Higher education has grown for decades as a business structure built on principles of land acquisition, an invaluable product (college degrees and workforce training) and job creation for towns, cities, and states.
Now, that model is dying because college campuses have too few students, degrees are too expensive and jobs are being replaced by automation, and the best places to live and work in America aren’t necessarily in the rural south, where a majority of HBCUs are located.
Rural America’s Population is Shrinking for the First Time Ever
Rural America at a Glance, 2017 Edition -the U.S. Department of Agriculture’s annual report on rural economic and population trends in the nation’s “nonmetro” areas-didn’t include too many surprises, but did find wide regional variation. It also confirmed (as we’ve reported) that rural America’s overall population is in fact shrinking for the first time on record.
Some HBCUs have responded by selling land, cutting positions and razing facilities. Others farm out campus operations to private contractors, with auxiliary services like the campus bookstore and food services emerging as common targets for cost savings.
But can these campuses move fast enough? Here are five financial trends to watch at HBCUs nationwide as the campuses learn to deal with new industrial norms.
Facility Fire Sales – Several HBCUs have quietly leased out old dormitories and academic halls to businesses looking for cheaper office space and quality parking outside of traditional commercial zones. Look for more HBCUs to convert library, athletic and office space to private leasers in the next year, and for schools to move in selling valuable radio and television broadcasting space and equipment to help offset revenue losses from down tuition and endowment underperformance.
Privatizing the Campus Experience – While the bookstore and food service contracts are typical outsourcing targets for HBCUs, look for several campuses to hand out contracts for residence life agreements, public safety, groundskeeping and maintenance, and campus health centers. Contracting these operations will save campuses millions in benefits, legal costs for labor negotiations and lawsuits, and will also reduce executive salaries over departments like student affairs and finance and management.
Consolidated Service Contracts – For private HBCUs, consolidating service contracts for telecommunications, office supplies, cable and Internet access and vehicles with other black colleges will create savings and force vendors to deliver high caliber services to campuses.

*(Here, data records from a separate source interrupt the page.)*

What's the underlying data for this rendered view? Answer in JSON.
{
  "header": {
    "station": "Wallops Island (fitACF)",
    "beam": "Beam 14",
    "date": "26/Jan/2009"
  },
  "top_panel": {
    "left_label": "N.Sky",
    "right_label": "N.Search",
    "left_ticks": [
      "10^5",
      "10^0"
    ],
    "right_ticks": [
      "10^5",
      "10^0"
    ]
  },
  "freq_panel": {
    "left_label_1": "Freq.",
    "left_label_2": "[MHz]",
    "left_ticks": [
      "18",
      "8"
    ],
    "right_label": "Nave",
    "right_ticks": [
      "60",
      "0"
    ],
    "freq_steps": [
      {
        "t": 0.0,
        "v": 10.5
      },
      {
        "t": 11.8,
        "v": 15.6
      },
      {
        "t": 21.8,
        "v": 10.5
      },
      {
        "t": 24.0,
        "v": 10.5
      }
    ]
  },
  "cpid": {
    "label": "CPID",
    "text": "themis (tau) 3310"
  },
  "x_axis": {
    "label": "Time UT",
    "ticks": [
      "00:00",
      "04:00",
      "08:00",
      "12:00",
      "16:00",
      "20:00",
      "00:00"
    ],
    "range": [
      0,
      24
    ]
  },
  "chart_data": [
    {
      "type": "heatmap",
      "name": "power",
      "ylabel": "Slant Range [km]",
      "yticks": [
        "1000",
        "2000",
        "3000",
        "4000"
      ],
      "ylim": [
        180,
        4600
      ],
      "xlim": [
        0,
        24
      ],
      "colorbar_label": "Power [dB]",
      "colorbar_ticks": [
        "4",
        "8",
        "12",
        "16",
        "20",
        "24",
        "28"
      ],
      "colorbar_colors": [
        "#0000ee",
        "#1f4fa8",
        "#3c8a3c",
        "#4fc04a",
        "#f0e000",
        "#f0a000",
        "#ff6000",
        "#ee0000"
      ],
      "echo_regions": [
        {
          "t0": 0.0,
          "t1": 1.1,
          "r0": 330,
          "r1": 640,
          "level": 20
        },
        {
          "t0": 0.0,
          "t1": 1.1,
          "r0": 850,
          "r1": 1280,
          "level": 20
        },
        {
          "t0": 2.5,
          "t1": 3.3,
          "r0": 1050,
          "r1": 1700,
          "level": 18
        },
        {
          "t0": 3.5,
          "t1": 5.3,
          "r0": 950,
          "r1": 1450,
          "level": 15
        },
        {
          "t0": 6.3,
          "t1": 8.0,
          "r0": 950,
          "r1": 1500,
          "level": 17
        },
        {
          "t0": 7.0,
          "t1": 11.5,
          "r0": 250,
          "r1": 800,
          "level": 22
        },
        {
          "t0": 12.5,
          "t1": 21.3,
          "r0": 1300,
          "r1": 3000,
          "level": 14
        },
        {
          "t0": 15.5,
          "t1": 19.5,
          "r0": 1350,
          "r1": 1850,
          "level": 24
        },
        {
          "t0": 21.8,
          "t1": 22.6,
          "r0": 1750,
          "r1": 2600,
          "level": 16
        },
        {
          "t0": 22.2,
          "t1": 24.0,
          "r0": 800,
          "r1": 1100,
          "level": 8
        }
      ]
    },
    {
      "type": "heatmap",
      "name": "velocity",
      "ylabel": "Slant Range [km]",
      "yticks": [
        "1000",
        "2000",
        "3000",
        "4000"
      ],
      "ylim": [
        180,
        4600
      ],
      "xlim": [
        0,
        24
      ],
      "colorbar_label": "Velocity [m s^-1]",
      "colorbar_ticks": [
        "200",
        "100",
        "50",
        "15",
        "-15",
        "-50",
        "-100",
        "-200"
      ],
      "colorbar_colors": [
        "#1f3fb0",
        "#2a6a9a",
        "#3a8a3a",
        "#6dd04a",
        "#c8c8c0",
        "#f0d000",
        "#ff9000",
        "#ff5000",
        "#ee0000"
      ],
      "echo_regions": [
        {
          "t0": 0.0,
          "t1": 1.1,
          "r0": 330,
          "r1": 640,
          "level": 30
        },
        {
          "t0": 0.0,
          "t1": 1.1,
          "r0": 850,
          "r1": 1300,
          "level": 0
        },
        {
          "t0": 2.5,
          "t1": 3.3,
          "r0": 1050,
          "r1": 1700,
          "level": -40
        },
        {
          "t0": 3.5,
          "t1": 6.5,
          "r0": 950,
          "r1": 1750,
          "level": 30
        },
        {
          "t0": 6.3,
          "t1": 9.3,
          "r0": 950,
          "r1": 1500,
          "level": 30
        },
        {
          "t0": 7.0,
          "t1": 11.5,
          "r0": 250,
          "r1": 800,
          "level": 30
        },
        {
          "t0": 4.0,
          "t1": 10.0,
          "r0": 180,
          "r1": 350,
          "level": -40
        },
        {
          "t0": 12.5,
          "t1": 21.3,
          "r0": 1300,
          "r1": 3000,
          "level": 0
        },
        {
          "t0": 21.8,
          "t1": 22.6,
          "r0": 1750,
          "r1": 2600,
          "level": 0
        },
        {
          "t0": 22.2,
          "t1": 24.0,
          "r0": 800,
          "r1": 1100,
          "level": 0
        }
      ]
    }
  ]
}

Cutting Executive Pay Bloat – Soon, HBCU boards and presidents will realize that one assistant or associate vice president making $100,000 per year is not worth two managers in a service division, or 1.5 full-time faculty members who can teach more classes. HBCUs will dial back on having a stable of vice-presidents, assistants and associates, in favor of investments in faculty who will need to teach more classes on-site and online in the near future.
Cutting More of the Arts and Social Sciences – If programs can’t make money, they won’t hire faculty or teach students. Look for several prominent HBCUs to cut or combine underperforming academic programs with more competitive degree offerings to justify continuing state funding for public HBCUs, or to help keep struggling private HBCUs afloat.